Le Docteur François Arnault a colligé à la demande de l’instance ordinale les initiatives existantes offrant une véritable réponse aux problèmes de démographie médicale. L’objectif est d’identifier les méthodes les « plus originales et pertinentes, reproductibles et n’engendrant pas de coûts supplémentaires importants ». Le passage en revue de ces différentes stratégies permet tout d’abord à l’Ordre de tirer un enseignement majeur : point de salut sans des partenariats solides. « Il apparaît comme un fait d'évidence que la réussite de ces initiatives, tant dans les résultats que dans l’amélioration de la démographie locale passe, le plus souvent, par une coopération effective et constante de l’ensemble des partenaires : l’Etat, par l’intermédiaire des Agences régionales de Santé (ARS) et quelquefois des préfets, les collectivités territoriales, communes, conseils départementaux et conseils régionaux, les URPS et l’Université avec le rôle prépondérant, primordial que doivent jouer les facultés de médecine ».

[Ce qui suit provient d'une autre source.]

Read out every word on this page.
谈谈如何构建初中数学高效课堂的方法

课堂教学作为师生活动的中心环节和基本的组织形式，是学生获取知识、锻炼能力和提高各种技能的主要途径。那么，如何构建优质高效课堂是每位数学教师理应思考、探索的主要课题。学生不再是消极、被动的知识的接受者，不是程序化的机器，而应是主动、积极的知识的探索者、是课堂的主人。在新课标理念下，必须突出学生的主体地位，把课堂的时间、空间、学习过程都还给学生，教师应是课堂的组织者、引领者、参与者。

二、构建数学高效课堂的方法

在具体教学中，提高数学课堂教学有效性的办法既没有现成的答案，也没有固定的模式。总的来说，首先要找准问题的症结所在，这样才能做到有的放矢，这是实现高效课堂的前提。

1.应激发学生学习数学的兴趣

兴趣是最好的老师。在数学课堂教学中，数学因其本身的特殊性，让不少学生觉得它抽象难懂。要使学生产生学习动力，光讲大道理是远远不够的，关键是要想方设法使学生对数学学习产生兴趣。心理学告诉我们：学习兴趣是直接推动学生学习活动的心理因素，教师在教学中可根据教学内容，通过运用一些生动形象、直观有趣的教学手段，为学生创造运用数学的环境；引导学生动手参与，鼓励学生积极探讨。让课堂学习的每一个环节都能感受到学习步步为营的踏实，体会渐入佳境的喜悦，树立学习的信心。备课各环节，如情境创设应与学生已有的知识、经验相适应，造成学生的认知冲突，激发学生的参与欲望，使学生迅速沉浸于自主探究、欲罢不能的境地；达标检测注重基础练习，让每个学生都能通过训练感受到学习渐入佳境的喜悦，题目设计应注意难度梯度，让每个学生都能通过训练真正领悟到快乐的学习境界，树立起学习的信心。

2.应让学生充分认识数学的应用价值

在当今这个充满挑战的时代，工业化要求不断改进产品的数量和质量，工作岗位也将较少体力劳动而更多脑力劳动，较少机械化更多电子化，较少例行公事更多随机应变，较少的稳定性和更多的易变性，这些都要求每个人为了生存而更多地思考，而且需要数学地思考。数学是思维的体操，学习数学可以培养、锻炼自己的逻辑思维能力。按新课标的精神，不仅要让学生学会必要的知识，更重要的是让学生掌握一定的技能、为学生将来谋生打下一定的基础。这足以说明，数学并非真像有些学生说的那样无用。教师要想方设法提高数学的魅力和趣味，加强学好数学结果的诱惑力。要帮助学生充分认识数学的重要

Leçon de séduction numéro 1 : attirer

Acte I : comment faire connaître l’exercice libéral aux carabins ? Les départements français s’activent pour mettre en place des stages professionnalisant et autres dispositifs destinés à attirer les futurs médecins. L’Ordre cite par exemple le cas du Cher où les médecins libéraux ont « fait preuve d’un grand dynamisme pour accueillir les internes de troisième cycle, internes de spécialité en rhumatologie notamment. (…) Malgré une charge de travail supplémentaire, [ils] ont su transmettre leur expérience à des jeunes confrères » applaudit ainsi l’instance ordinale. Dans la Haute-Garonne, on signale la création d’une commission pour favoriser les rencontres entre médecins installés et jeunes praticiens. En Moselle, les rencontres organisées chaque semestre avec les internes en médecine générale ont contribué à une forte augmentation du nombre de maîtres de stage, passé de 14 en 2007 à 42 en 2016. On pourrait encore citer l’existence de nombreux forums régionaux (comme dans le Finistère qui a même édité un livret intitulé : MG, s’installer en Bretagne, mode d’emploi).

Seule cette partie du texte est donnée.